Поигрывая у носа Героя Социалистического труда пистолетом, оба проходимца начали вербовать несчастного пьяного мужика, а убедив сотрудничать, заставили написать расписку, что он готов к службе в Ми-5 за три тысячи рублей в месяц и банку чёрной икры.

В перечне его заданий было составление карты месторождений, кража платёжных ведомостей с нефтепромыслов и убийство председателя профсоюзного комитета. Мужик, не переставая пить, на всё соглашался и, подписав бумагу, рухнул на пол прямо у стола.

Наржавшись вдоволь над своим остроумием, несостоявшиеся агенты уложили мужика рядом с девицей и отправились спать.

Наутро, привыкший просыпаться рано, независимо от количества выпитого накануне, мужик встал и увидев незнакомую женщину рядом с собой, а также огромный чёрный пистолет на столе, сразу всё вспомнил и запаниковал.

Кое-как одевшись, он выбежал из номера и, проскочив мимо оторопевшей дежурной, помчался прямо в милицию сдаваться.

Выслушав такой бред от, не вполне трезвого человека, который представлялся не иначе, как кавалер Золотой Звезды, дежурный майор отправил, на всякий случай, наряд в гостиницу, который привёз всю честную компанию в дежурку.

Расписку о сотрудничестве отыскали в номере у Алишера в урне, а пистолет так и лежал на столе.
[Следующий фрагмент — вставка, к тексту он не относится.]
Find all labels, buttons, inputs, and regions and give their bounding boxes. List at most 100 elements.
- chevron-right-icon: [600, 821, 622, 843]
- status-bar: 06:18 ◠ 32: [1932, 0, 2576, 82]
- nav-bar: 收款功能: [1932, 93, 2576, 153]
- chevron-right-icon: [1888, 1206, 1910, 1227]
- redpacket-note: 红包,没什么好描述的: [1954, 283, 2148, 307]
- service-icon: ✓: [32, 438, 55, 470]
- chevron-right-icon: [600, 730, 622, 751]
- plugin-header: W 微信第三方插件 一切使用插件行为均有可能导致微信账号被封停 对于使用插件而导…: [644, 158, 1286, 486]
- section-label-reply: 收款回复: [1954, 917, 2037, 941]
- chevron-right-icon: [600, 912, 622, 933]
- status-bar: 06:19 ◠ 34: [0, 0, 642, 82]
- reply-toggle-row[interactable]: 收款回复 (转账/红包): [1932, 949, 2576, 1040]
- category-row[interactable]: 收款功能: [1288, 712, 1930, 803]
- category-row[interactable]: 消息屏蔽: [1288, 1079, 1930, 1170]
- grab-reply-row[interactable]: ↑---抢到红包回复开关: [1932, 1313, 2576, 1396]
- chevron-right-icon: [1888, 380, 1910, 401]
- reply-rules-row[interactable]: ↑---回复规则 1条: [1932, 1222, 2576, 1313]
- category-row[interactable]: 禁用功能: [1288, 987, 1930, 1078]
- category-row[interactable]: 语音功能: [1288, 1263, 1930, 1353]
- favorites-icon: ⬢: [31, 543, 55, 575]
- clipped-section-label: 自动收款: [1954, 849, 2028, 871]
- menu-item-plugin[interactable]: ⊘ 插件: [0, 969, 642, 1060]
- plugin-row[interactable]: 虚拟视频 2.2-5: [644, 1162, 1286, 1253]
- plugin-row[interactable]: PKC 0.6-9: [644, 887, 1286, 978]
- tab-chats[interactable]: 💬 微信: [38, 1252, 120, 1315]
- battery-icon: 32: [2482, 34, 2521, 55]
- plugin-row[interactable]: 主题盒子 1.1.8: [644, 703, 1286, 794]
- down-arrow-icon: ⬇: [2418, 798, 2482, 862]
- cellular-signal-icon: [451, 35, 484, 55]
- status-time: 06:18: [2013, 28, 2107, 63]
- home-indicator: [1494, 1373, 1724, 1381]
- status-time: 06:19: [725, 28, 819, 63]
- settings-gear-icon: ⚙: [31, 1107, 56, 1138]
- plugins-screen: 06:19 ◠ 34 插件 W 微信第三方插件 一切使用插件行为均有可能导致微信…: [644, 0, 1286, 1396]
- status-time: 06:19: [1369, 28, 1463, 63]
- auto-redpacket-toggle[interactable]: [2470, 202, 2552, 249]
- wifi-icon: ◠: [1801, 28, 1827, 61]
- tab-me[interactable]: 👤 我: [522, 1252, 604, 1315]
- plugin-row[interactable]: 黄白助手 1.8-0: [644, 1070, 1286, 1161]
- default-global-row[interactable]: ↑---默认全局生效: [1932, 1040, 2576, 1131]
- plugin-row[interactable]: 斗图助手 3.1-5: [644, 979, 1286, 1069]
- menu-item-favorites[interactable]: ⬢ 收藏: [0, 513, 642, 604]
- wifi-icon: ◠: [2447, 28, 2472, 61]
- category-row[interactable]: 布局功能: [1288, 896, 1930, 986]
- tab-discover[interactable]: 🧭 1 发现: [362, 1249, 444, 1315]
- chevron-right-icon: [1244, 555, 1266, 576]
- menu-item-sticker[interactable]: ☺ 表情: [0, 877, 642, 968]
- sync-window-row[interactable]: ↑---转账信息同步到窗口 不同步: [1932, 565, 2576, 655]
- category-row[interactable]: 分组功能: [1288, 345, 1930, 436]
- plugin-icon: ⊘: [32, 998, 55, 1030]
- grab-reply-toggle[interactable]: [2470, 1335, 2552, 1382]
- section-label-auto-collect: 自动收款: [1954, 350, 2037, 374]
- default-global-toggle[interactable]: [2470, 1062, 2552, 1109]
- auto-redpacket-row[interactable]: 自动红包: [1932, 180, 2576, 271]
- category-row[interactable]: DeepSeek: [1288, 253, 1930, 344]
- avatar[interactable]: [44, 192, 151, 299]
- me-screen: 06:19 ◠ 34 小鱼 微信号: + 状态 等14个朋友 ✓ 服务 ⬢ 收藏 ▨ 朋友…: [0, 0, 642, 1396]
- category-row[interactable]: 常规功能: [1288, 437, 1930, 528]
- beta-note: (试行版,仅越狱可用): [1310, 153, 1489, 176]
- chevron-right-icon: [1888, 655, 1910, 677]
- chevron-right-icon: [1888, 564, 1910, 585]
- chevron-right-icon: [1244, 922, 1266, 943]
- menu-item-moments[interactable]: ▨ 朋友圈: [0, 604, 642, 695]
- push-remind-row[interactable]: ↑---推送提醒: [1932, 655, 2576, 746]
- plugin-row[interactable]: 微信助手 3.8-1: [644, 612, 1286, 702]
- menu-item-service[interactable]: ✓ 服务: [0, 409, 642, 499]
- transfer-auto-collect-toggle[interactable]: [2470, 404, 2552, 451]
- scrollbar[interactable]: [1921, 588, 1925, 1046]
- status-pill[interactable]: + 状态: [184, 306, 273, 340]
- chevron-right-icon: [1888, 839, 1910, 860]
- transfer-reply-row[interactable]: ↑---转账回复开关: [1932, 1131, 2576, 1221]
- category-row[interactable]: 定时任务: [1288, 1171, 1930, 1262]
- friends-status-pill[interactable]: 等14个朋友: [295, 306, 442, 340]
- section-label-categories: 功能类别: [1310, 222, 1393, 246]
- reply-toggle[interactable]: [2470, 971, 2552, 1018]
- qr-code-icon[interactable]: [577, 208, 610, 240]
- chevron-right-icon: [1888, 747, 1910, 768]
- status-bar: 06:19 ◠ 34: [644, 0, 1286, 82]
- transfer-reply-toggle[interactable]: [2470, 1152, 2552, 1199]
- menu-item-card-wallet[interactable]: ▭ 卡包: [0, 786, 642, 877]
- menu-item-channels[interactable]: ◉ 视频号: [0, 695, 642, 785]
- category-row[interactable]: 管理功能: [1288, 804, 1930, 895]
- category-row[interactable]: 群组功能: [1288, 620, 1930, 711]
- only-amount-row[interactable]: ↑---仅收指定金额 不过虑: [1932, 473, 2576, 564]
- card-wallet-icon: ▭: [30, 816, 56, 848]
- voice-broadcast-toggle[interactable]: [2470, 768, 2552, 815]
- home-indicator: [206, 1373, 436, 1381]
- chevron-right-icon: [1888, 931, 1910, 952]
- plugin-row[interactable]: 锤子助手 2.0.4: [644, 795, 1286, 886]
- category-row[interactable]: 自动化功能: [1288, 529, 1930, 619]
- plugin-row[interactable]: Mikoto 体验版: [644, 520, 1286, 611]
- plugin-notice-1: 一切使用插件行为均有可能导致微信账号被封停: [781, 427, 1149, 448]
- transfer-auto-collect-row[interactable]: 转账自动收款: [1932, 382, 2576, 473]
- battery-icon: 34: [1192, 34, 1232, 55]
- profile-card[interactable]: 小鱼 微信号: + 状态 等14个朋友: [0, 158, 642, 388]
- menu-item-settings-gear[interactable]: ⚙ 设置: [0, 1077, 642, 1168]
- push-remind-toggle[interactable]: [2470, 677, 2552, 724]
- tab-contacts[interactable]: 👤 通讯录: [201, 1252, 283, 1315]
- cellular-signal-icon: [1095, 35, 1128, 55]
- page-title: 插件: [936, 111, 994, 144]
Девицы в номере не было. Она исчезла вместе со звездой героя.

Когда я подошёл к дежурному администратору, чтобы оставить ключ, то услышал от неё дикую историю об английской разведке и аресте моего близкого знакомого.

Я позвонил своему приятелю – директору кирпичного завода, и мы, прихватив по дороге помощника городского прокурора, отправились в милицию.

Ко времени нашего приезда расторопный майор уже выяснил, что Алишер находится во всесоюзном розыске и закрыл его в обезьянник.

Найдя у Сени волчий билет поселенца, майор тоже не был расположен миндальничать И тут подоспели мы.

Переговоры закончились тем, что вернули Сене только удостоверение поселенца взамен на четыре банки икры.

– И чтобы нашли звезду, иначе дело так не закончится – предупредил майор.

По банке икры получили директор и помощник прокурора, а Сеня остался почти без икры и без денег в моей компании и мужика-нефтяника, который требовал назад звезду.

Появилась Марина и сказала, что отдаст звезду за две банки икры, так как её всю ночь использовали.